Java concurrent programming-ConcurrentHashMap Principle Analysis, concurrenthashmap

Source: Internet
Author: User

Java concurrent programming-ConcurrentHashMap Principle Analysis, concurrenthashmap
Preface

A set is the most commonly used data structure in programming. When it comes to concurrency, it is almost always inseparable from the support of advanced data structures such as collections. For example, two threads need to access an intermediate critical zone (Queue) at the same time. For example, cache is often used as a copy of external files (HashMap ).

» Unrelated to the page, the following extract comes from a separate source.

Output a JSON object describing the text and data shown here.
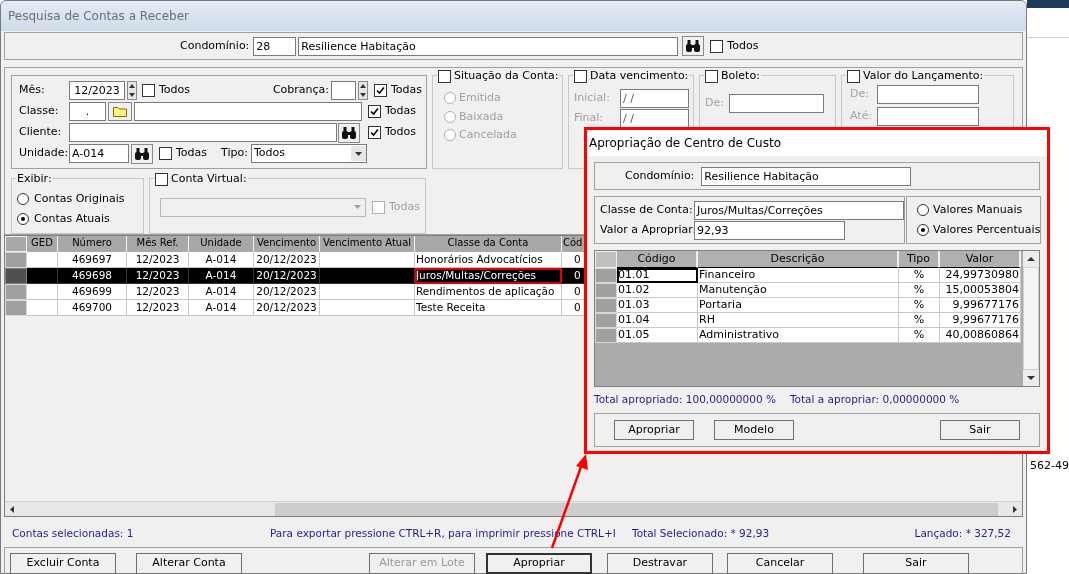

Before tiger, one of the most commonly used data structures isHashMapAndHashtable. We all know that synchronization is not considered in HashMap, while Hashtable uses synchronized. (HashMap is thread-safe and HashTable is thread-safe.) the direct impact of HashMap is optional, we can use HashMap in a single thread to improve efficiency, while Hashtable can be used in multithreading to ensure security.

Principle Analysis of ConcurrentHashMap

When we enjoy the benefits that jdk brings, we also bear the unfortunate consequences it brings. By analyzing Hashtable,Synchronized is for the entire Hash tableThat is to say, every time the entire table is locked, the thread is exclusive, and the security is a huge waste. Doug Lee's unique solution-ConcurrentHashMap.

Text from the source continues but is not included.